Funds love techs, Media, telecoms
LONDON, Jan 19: Investors the world over love telecommunications, media and technology (TMT) stocks, according to the Merill Lynch Gallup Survey of global fund managers for January released yesterday, reports Reuters.
The TMT love affair was revealed when for the first time in its 10-year history, the monthly survey asked investors to list their favourite and least favoured sectors.
Fully 62.2 per cent of funds said they were bullish on the three red-hot growth sectors, with just 5.7 per cent bearish.
At the other end of the scale from the soaring growth stocks were traditional cyclical stocks like mining companies and building material suppliers as well as tobacco companies, utilities and airlines.
Growth stocks are in industries which investors believe have strong potential for long-term growth while the fortunes of cyclical industries are closely tied to overall economic growth.
Trevor Greetham, global strategist at Merrill Lynch said investors seemed to have no fears over soaring TMT share valuations which have been rising through most of the second half of last year.
"People are very keen to buy these shares.

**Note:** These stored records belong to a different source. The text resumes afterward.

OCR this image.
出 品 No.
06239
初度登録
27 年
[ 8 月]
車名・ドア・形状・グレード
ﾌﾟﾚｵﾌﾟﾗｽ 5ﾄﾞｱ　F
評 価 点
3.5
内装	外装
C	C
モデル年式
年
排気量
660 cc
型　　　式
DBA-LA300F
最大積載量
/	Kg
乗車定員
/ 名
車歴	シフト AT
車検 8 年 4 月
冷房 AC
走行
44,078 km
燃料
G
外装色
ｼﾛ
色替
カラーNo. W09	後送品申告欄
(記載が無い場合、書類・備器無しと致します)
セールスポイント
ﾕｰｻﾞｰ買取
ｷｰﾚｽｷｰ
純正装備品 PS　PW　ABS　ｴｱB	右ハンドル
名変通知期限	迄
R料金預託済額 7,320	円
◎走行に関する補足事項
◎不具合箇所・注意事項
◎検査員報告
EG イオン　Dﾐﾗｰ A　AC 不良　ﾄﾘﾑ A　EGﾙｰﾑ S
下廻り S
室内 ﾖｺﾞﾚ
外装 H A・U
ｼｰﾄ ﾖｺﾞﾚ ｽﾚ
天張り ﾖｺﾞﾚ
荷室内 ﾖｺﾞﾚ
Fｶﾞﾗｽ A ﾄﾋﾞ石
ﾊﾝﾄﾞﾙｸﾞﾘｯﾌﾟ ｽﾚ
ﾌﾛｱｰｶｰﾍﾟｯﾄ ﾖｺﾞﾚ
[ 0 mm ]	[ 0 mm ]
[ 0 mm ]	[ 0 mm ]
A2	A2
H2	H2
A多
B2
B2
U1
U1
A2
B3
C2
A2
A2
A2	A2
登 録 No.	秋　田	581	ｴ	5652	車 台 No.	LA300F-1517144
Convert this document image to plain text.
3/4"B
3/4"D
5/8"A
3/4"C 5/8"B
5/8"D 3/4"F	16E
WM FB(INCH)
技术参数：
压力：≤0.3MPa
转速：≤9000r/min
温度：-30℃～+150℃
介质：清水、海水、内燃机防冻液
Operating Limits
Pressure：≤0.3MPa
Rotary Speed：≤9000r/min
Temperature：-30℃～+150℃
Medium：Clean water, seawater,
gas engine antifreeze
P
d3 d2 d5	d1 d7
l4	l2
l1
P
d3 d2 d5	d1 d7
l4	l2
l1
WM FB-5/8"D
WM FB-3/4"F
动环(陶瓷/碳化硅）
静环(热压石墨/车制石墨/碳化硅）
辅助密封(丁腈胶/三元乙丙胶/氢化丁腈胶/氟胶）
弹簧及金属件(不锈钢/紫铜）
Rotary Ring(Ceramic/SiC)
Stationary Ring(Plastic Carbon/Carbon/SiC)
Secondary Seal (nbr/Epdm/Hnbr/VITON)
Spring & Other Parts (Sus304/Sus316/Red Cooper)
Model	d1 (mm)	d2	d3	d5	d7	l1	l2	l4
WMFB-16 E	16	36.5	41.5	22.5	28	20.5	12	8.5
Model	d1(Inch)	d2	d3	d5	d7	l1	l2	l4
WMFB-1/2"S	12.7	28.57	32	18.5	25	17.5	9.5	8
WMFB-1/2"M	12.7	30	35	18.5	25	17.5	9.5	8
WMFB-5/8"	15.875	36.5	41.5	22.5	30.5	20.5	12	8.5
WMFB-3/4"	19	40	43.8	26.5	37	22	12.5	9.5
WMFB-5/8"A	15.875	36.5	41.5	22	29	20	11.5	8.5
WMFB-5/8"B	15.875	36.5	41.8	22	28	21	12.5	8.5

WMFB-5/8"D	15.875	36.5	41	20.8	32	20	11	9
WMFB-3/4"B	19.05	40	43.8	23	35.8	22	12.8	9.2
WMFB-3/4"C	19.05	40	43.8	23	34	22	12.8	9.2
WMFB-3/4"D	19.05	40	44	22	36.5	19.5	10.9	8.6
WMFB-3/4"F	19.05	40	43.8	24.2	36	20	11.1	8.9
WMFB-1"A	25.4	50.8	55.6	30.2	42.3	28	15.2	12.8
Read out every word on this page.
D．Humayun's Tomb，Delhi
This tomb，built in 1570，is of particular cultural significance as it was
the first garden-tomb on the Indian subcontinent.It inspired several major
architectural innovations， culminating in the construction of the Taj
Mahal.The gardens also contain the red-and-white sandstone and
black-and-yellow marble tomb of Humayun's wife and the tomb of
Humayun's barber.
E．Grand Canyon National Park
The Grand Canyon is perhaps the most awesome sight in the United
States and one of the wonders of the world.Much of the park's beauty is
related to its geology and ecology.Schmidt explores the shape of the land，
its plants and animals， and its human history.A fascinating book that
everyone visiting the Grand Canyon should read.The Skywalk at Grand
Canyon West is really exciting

Partly fund managers are acting as momentum investors here," he said.
However he cautioned that if the central banks actually raised interest rates this year as the survey forecast, then the consequent reduction in market liquidity could take interest away from the sectors.
The survey found bulls outnumbered bears globally of hi-tech shares by 21.2 per cent, while there were 20.5 per cent more bulls of telecommunication shares and 14.8 per cent more bulls than bears of media shares.
The survey also found that investors expected the US and British economies to slow this year but expected firm growth in Europe and accelerated growth in Japan and South Africa.
US fund managers were most concerned that their equity markets were overvalued and were also most bearish on their companies' profit prospects compared with the other regions.
The US managers expected a further 50 basis points to be added to short term interest rates by the Federal Reserve Board to be enough to cool the economy this year.
They forecast a GDP growth rate of 3.3 per cent this year falling to 2.7 per cent in 2001.
"The expectation that the US economic expansion will continue for the foreseeable future may explain why 68 per cent of fund managers chose growth stocks as their favourite broad sector on a year's view," the survey noted.